El FC Barcelona cerró ayer la primera vuelta con un importante triunfo ante la Real Sociedad (1-0), que le permite mantener su ventaja al frente de la Liga y ha devuelto la tranquilidad después del 3-0 de Villarreal, aunque, como admite el defensa Oleguer Presas, el equipo ha perdido la 'fluidez' de su juego de principios de temporada.
El conjunto de Frank Rijkaard ha acabado la primera vuelta como líder con 45 puntos sobre 57 posibles, después de 14 triunfos, tres empates y dos derrotas, y con una renta de siete sobre el Real Madrid; y siendo además el equipo más goleador (36) y uno de los segundos menos goleados (14) --junto a Madrid y Espanyol y a uno del Valencia--.
Una ventaja de siete puntos sobre el segundo al cierre de la primera vuelta ha sido sinónimo de alirón en la Liga desde que las victorias valen tres puntos sólo había logrado una distancia de siete puntos el Atlético de Madrid en la campaña 1995/96-y, además, se trata de la segunda mejor puntuación de la historia del Barça a estas alturas.
Pero su juego ha decaído, como se ha ido viendo en sus últimos partidos y también ayer en el Camp Nou, donde el Barça se estrenaba este año tras el 3-0 de Villarreal, aunque finalmente, ganó gracias a un gol decisivo de Eto'o, que se reafirmó como 'pichichi' y lleva 14 tantos, y a la actuación no menos determinante del portero Víctor Valdés.
PRECIPITACION Y RIVALES MAS DEFENSIVOS.
Desde el vestuario, el defensa Oleguer Presas explicó que "ahora los rivales nos tienen más respeto y se cierran atrás de una manera bastante más exagerada que en las primeras jornadas" y también que el propio Barcelona "no tiene la fluidez de juego que tenía a principios de temporada, sobre todo en la posesión del balón".

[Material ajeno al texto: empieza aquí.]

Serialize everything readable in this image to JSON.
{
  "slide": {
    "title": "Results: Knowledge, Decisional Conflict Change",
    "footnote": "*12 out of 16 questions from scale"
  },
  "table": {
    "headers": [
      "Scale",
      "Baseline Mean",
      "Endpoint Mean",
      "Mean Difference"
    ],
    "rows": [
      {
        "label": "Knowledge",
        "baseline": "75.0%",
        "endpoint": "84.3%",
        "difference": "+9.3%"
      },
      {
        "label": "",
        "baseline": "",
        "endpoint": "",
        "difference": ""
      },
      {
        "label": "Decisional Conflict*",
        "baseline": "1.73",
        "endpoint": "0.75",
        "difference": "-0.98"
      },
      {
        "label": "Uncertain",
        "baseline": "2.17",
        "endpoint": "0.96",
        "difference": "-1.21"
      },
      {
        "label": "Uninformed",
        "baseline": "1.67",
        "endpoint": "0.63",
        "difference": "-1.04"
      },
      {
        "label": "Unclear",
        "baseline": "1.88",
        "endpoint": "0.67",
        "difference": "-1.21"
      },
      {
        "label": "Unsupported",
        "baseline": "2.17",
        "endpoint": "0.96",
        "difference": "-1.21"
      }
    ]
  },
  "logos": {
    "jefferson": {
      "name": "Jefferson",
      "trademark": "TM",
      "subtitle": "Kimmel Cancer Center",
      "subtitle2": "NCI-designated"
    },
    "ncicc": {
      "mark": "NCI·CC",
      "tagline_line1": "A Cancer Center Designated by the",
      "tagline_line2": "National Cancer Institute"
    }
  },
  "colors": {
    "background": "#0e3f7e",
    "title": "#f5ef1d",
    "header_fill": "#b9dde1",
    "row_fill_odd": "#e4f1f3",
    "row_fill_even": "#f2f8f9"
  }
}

"A veces caemos en la precipitación por querer resolver el partido demasiado rápido en lugar de tener la pelota y hacer moverse al equipo rival", apuntó el central catalán, quien, de todos modos, restó importancia a las críticas que está recibiendo el Barcelona y dejó claro que los perseguidores del equipo no le "preocupan demasiado".

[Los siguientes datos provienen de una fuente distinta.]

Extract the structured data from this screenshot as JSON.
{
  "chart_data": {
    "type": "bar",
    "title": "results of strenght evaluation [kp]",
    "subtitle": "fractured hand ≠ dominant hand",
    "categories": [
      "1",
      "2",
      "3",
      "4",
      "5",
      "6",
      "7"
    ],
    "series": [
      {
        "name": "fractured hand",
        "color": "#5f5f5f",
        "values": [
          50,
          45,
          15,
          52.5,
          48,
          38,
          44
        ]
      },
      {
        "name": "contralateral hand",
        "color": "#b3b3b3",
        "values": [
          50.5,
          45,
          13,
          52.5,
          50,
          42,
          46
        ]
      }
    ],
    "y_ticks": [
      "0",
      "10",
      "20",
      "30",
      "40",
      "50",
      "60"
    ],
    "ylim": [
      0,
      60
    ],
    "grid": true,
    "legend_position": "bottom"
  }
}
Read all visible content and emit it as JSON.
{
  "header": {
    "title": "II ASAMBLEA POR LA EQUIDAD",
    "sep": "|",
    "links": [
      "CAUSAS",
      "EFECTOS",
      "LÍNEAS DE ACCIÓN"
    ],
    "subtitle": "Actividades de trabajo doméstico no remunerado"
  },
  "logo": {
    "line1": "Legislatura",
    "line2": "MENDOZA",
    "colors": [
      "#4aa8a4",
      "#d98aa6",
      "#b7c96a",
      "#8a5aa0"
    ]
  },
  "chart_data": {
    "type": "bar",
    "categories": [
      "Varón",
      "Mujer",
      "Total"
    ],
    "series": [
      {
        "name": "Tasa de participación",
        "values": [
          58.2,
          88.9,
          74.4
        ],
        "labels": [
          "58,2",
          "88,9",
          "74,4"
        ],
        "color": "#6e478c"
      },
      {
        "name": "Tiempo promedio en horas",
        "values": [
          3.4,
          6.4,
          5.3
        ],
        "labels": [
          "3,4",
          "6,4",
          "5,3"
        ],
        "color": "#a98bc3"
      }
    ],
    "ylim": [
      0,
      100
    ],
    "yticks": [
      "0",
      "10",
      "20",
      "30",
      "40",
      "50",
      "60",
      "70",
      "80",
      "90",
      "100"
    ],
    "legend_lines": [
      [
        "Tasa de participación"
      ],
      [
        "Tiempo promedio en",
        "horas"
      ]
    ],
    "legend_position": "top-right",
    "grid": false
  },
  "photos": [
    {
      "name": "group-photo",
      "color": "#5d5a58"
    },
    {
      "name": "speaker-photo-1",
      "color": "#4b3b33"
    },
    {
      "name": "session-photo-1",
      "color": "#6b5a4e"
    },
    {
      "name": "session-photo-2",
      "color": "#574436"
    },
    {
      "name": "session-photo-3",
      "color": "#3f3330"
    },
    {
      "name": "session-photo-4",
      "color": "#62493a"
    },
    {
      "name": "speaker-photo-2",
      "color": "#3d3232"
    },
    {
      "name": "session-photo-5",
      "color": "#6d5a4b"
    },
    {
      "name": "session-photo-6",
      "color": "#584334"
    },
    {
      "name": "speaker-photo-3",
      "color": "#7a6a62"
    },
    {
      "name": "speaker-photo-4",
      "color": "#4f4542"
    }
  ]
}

"Hemos hecho una primera vuelta sensacional que demuestra la buena marcha del equipo y no me preocupan las voces que anuncian crisis o que hablan de que estamos bajando el ritmo. Ojalá podamos hacer una segunda vuelta con tantas crisis", ironizó Oleguer, que destacó también la "ambición" mostrada por el Barça ante la Real.
LA SATISFACCION DE VICTOR VALDES.
Por su parte, el portero Víctor Valdés se mostró muy satisfecho igualmente de la primera vuelta que ha completado el Barcelona, aunque reconoció que "las temporadas son muy largas y físicamente es normal que el equipo no presione como a principios de temporada", pese a que acto seguido añadió que ve "muy bien" al Barcelona.

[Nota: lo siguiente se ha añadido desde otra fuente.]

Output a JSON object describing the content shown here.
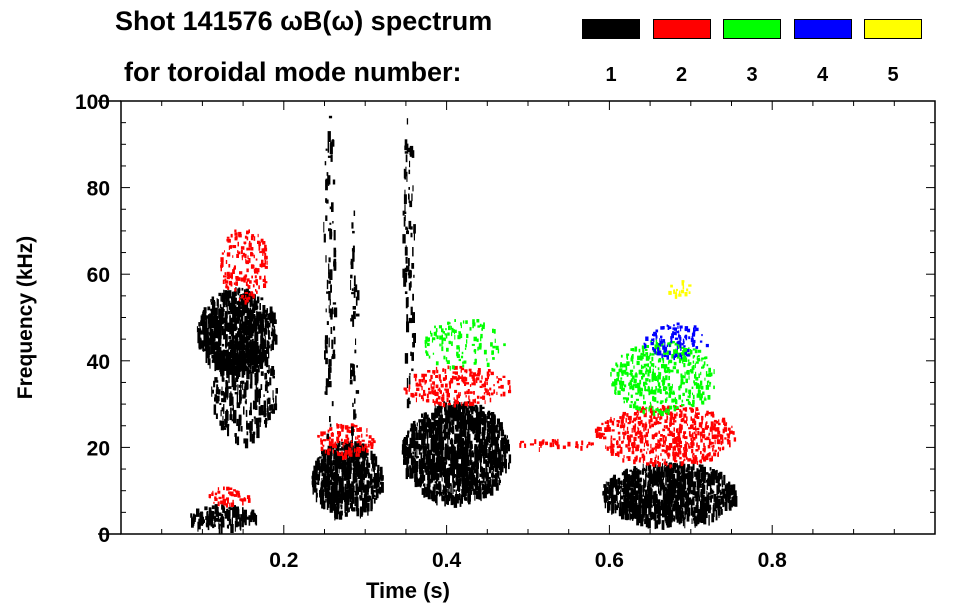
{
  "chart_data": {
    "type": "heatmap",
    "title": "Shot 141576 ωB(ω) spectrum",
    "subtitle": "for toroidal mode number:",
    "xlabel": "Time (s)",
    "ylabel": "Frequency (kHz)",
    "xlim": [
      0,
      1.0
    ],
    "ylim": [
      0,
      100
    ],
    "xticks": [
      0.2,
      0.4,
      0.6,
      0.8
    ],
    "xtick_labels": [
      "0.2",
      "0.4",
      "0.6",
      "0.8"
    ],
    "yticks": [
      0,
      20,
      40,
      60,
      80,
      100
    ],
    "ytick_labels": [
      "0",
      "20",
      "40",
      "60",
      "80",
      "100"
    ],
    "legend": {
      "placement": "top",
      "entries": [
        {
          "label": "1",
          "color": "#000000"
        },
        {
          "label": "2",
          "color": "#ff0000"
        },
        {
          "label": "3",
          "color": "#00ff00"
        },
        {
          "label": "4",
          "color": "#0000ff"
        },
        {
          "label": "5",
          "color": "#ffff00"
        }
      ]
    },
    "regions": [
      {
        "mode": 1,
        "t": [
          0.093,
          0.19
        ],
        "f": [
          38,
          57
        ],
        "density": 0.9
      },
      {
        "mode": 1,
        "t": [
          0.11,
          0.19
        ],
        "f": [
          22,
          45
        ],
        "density": 0.3
      },
      {
        "mode": 2,
        "t": [
          0.12,
          0.18
        ],
        "f": [
          54,
          71
        ],
        "density": 0.35
      },
      {
        "mode": 1,
        "t": [
          0.083,
          0.166
        ],
        "f": [
          2,
          7
        ],
        "density": 0.7
      },
      {
        "mode": 2,
        "t": [
          0.1,
          0.16
        ],
        "f": [
          7,
          11
        ],
        "density": 0.35
      },
      {
        "mode": 1,
        "t": [
          0.233,
          0.32
        ],
        "f": [
          5,
          22
        ],
        "density": 0.85
      },
      {
        "mode": 2,
        "t": [
          0.24,
          0.31
        ],
        "f": [
          18,
          26
        ],
        "density": 0.4
      },
      {
        "mode": 1,
        "t": [
          0.248,
          0.262
        ],
        "f": [
          20,
          100
        ],
        "density": 0.15
      },
      {
        "mode": 1,
        "t": [
          0.28,
          0.29
        ],
        "f": [
          20,
          80
        ],
        "density": 0.12
      },
      {
        "mode": 1,
        "t": [
          0.344,
          0.478
        ],
        "f": [
          8,
          31
        ],
        "density": 0.85
      },
      {
        "mode": 1,
        "t": [
          0.345,
          0.36
        ],
        "f": [
          30,
          98
        ],
        "density": 0.15
      },
      {
        "mode": 2,
        "t": [
          0.345,
          0.478
        ],
        "f": [
          30,
          39
        ],
        "density": 0.4
      },
      {
        "mode": 3,
        "t": [
          0.37,
          0.47
        ],
        "f": [
          38,
          50
        ],
        "density": 0.2
      },
      {
        "mode": 2,
        "t": [
          0.48,
          0.58
        ],
        "f": [
          20,
          22
        ],
        "density": 0.3
      },
      {
        "mode": 1,
        "t": [
          0.59,
          0.755
        ],
        "f": [
          3,
          17
        ],
        "density": 0.85
      },
      {
        "mode": 2,
        "t": [
          0.58,
          0.755
        ],
        "f": [
          16,
          30
        ],
        "density": 0.5
      },
      {
        "mode": 3,
        "t": [
          0.6,
          0.73
        ],
        "f": [
          28,
          45
        ],
        "density": 0.4
      },
      {
        "mode": 4,
        "t": [
          0.64,
          0.72
        ],
        "f": [
          41,
          49
        ],
        "density": 0.35
      },
      {
        "mode": 5,
        "t": [
          0.67,
          0.7
        ],
        "f": [
          55,
          59
        ],
        "density": 0.3
      }
    ]
  }
}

El meta catalán destacó que "el balance de la primera vuelta es muy bueno y casi diría que no se puede pedir más". "Ahora hay que intentar mantener o ampliar la ventaja y acabar ganando la Liga, que sería lo ideal", dijo, al tiempo que señaló el objetivo de "hacer también un papel digno e intentar ganar la Liga de Campeones".
En lo personal, Valdés, protagonista del triunfo de ayer por sus intervenciones ante Nihat, explicó que trabaja para "mejorar día a día" y , como en otras ocasiones, no entró en la cuestión de que pueda ser el portero que necesitaba el Barça desde hace unos años. En este sentido, señaló que los anteriores porteros también eran válidos.
"Los porteros que ha habido siempre han dado la cara y si no continuaron fue por la falta de resultados, pero no por sus aptitudes", dijo Valdés, que destacó a continuación que ahora "todo acompaña" por la buena marcha colectiva y contribuye a que pueda "consolidarse". "Y esperemos que siga así", concluyó el portero titular del Barcelona.